When arguing against investing in the development of CDR solutions today, CDR’s opponents frequently cite the fact that our society still emits billions of tons of GHGs into the atmosphere. CDR, opponents argue, costs more than many GHG emission mitigation strategies, and removing a given quantity of GHGs from the atmosphere has the same effect on atmospheric CO2 concentrations as not emitting that same quantity of GHGs. If CDR achieves the exact same impact as GHG emission mitigation strategies, why would we bother pursuing CDR when we could focus our efforts on less-expensive alternatives that achieve the same goal?
There are several reasons that, despite CDR’s lack of short-term cost-effectiveness, I think it makes sense to pursue developing CDR solutions:
1. CDR might take a lot of development before it is more affordable — starting that process now will help us scale CDR more cost-effectively when it is needed in the future.
As long as the world expects that it will only need to reduce (not eliminate or reverse) GHG emissions to prevent significant climate change, the case for investing in CDR today is not very strong. But if we need to both stop emitting GHGs and sequester some of the CO2 that we have already emitted, then CDR will be necessary at some point in the future.
If CDR is necessary, it will be important to have affordable CDR options, which will potentially take a significant amount of time to develop. Take solar energy for example, which has taken some 35+ years to just become cost-competitive with other sources of energy in some (but not all) locations:
Given that solar energy businesses share many characteristics with CDR solutions (capital intensive, commoditized market, heavily regulated, etc.), it is reasonable to conjecture that CDR will also take decades of innovation to become more affordable.
But when will we actually need to start investing heavily in CDR innovation? That is, when will we really need affordable CDR? The UN IPCC projects we will need to emit negative emissions as a society in 70 years or so (see below) to avoid significant climate change under its most aggressive emission reduction scenarios. This sounds like ample time to start developing CDR, but this 70 year timeline also assumes that we start drastically cutting emissions over the next decade.
Source: http://mitigation2014.org/ — The blue lines show what emissions will need to look like to avoid 2 degree C climate change: note the lines going below zero after 2080 and the rapid downward slope of these lines by 2025…
If we don’t cut emissions quickly over the next decade (which seems highly likely), we might need cost-effective CDR by mid-century instead of the century’s end. And if we want to be prepared with cost-effective CDR solutions when we need to deploy them at scale, it would be prudent to start developing these solutions today.
2. Inexpensive CDR could help increase political support for fighting climate change.
If renewable energy and energy efficiency remain the only feasible options to reducing GHG emissions, established fossil fuel interests will likely remain opposed to significant reductions in GHG emissions, and will fight comprehensive carbon regulation efforts. To fossil fuel interests, the short-term costs of switching to renewable energy are perceived as worse than the long-run costs due to climate change, and thus they have fought climate regulations that would have generated huge net positive benefits to society (but not necessarily to these fossil interests).

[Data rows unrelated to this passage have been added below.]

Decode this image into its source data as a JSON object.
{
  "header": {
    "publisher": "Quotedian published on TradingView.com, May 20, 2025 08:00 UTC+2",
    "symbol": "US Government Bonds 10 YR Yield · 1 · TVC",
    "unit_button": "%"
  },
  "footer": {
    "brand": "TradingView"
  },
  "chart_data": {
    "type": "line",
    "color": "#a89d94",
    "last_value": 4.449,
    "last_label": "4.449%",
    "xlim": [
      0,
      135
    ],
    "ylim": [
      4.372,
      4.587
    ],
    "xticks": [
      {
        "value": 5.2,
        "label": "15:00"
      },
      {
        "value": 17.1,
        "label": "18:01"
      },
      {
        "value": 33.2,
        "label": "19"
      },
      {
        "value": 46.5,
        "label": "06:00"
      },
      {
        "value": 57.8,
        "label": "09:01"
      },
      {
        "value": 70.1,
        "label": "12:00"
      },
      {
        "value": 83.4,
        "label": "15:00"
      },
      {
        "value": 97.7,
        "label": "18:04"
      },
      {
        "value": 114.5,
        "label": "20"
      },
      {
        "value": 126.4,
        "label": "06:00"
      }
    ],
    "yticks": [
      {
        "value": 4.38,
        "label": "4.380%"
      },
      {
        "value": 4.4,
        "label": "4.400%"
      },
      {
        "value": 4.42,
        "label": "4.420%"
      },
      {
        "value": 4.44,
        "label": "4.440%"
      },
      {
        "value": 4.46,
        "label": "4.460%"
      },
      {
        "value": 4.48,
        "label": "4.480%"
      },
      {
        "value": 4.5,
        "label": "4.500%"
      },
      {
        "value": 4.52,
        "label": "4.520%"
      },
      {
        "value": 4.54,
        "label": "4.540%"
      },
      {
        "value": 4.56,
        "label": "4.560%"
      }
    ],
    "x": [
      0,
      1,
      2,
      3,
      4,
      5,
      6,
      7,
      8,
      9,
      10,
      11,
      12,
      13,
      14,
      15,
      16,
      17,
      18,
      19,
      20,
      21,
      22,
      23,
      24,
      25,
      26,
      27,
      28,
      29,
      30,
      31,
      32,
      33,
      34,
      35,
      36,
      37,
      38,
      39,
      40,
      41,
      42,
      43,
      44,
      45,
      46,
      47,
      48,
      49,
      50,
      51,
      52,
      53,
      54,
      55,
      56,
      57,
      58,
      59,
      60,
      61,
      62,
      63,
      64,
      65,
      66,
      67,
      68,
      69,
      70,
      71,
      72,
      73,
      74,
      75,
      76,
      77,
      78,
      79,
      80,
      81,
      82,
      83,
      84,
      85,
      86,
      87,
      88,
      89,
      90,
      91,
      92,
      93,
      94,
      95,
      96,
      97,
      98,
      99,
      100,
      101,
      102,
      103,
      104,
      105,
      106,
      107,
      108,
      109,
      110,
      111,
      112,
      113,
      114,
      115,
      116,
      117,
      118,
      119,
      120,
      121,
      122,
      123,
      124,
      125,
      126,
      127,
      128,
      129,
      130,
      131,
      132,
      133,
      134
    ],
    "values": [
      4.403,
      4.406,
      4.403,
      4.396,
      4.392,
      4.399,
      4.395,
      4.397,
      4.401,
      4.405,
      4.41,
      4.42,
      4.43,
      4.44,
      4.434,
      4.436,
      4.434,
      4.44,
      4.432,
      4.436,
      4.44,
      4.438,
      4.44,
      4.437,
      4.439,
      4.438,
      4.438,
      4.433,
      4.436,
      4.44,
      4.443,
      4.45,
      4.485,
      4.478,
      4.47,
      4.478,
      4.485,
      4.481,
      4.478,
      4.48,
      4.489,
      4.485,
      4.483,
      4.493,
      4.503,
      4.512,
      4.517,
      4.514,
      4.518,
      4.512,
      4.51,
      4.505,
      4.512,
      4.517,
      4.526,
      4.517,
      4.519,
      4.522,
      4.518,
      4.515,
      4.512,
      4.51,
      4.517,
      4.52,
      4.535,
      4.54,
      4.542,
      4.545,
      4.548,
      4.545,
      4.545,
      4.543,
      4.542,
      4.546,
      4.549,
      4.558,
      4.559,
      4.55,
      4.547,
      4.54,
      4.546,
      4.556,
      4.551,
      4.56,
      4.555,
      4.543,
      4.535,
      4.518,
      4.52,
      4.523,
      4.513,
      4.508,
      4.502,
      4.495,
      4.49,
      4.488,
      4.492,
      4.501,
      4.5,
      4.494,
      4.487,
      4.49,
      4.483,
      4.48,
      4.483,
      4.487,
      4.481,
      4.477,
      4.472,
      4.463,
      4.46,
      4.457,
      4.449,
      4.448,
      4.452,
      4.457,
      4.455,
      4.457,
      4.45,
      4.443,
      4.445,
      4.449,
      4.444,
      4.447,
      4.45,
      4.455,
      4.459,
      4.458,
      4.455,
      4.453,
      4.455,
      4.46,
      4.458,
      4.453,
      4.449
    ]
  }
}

If cost-effective CDR is available as a complement to renewable energy, however, burning fossil fuels no longer is mutually exclusive with meeting GHG emission reduction goals. This is because of the fact that, as long as fossil fuel emitters generate more CDR than GHG emissions, they can reduce their contributions to total atmospheric CO2 concentrations. The prolonged burning of fossil fuels might have other adverse consequences that we want to avoid, but CDR can help reduce the short-term costs of GHG emission mitigation to fossil fuel interests, potentially changing their political calculus to support climate change mitigation efforts.
3. Getting to zero GHG emissions might be really expensive, and CDR could help make emission reductions more affordable.
Many activities, such as long haul trucking and aviation, don’t lend themselves to de-carbonized electrification well. As long as biofuels remain expensive, completely eliminating GHGs from these sectors will also be expensive. Developing affordable CDR solutions will provide yet another weapon in the arsenal to reduce GHG emissions without causing costs to skyrocket in industries most affected by climate regulations. Even if it turns out that we are able to reduce emissions quickly enough to mitigate climate change without going negative, CDR could play a significant part in helping to generate these emission reductions as cost effectively as possible.